Historical documents often undergo transformations–transcription, annotation, re-formatting, and digitization–as part of preservation or humanistic inquiry. These processes modify documents’ content, artifactual form, and structure, which subsequently influences the ways in which they are read, explored, and interpreted. Transparency of such processes ensures proper attribution of curators’ labor, promotes greater inclusiveness, and enables a more holistic and critical interpretation of historical records. But how to engage with and make visible these transformation processes? In this paper, we begin to address this question through a visualization case study based on an exemplary collection of biographical student records from the University of St Andrews (Scotland) that date back to the 18th century. We present – illustrated through this case study - a methodology based on visual (re)-interpretations of historical records over time which, we believe, is relevant to a wide range of information collections within and beyond humanities research.
Biographical Student Records
The handwritten student records (1747-1897) collected by the University of St Andrews originally included students’ name, age, church affiliation and birthplace (Fig. 1.1), but over the course of two centuries, they have undergone a variety of transformations (Fig. 1). From 1888 to 1905 the records were transcribed by the University archivist, James Maitland-Anderson (Maitland Anderson, 1905; Fig. 1.2). Between 1960 and 2004, one of Maitland-Anderson’s successors, Dr Robert Smart, revised these transcriptions and expanded the records with students’ parental lineage, courses taken, and floruit, drawing from a large variety of sources (Smart, 2004; Fig. 1.3).
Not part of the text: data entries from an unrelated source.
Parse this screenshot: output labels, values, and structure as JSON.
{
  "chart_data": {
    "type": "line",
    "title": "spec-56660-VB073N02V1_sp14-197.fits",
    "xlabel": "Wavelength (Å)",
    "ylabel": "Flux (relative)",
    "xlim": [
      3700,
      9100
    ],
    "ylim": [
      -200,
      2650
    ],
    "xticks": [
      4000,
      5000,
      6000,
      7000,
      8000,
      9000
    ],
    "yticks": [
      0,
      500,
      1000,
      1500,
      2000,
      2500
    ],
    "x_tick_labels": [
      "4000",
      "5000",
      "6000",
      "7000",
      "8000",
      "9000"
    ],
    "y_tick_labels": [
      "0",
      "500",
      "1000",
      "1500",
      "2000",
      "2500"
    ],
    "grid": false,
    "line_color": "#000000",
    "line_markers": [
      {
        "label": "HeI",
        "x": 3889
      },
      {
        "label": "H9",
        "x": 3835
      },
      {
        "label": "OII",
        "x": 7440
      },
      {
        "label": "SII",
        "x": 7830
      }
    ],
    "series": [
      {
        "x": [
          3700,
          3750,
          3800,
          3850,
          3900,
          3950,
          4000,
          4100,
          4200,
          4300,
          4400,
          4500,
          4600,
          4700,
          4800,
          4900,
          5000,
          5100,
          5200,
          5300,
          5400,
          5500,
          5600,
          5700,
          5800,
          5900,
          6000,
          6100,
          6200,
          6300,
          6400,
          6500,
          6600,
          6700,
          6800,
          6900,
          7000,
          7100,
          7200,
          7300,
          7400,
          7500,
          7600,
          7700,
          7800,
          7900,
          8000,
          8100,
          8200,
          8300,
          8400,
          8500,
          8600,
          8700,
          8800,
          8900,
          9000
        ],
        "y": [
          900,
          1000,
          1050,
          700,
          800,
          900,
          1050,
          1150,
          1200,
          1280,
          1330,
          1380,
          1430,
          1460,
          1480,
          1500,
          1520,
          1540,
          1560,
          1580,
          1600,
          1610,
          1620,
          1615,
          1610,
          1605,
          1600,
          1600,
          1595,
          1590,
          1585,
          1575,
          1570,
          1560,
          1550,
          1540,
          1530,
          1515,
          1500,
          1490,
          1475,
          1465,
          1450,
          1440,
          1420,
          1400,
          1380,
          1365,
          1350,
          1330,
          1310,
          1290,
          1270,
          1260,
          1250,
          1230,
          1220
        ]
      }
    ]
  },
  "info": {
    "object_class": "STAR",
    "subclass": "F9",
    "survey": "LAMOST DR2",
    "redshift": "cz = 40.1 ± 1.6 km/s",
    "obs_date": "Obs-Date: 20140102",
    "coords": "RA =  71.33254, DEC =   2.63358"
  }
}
From 2013 to 2016, a team around Dr Alice Crawford from the University library transformed Smart’s work into machine-readable form using Text Encoding Initiative (TEI) (Fig. 1.4) which resulted in a web interface that allows targeted searches. In 2017, we transformed the data from Crawford’s work into a relational database which enabled the visualization of the records’ content (Vancisin et al., 2018; Fig. 1.5). To better understand the nature and impact of such modifications, we conducted interviews with the archivists, historians, and software engineers who have worked on these transformations. In combination with researching previous work on the records (Maitland Anderson, 1905; Smart, 2004), these interviews helped us identify and characterize four key transformations the records have undergone.
Figure 1: Records' Transformations.
Transcription. Maitland-Anderson and Smart transcribed the original handwritten documents into print form. This process required expertise in paleography and entailed interpretations, for example, of name spellings (e.g., Maitland-Anderson preserved the Latin ‘Petrus’ Dow; while Smart changed it to ‘Peter’; Fig. 1.1-1.3).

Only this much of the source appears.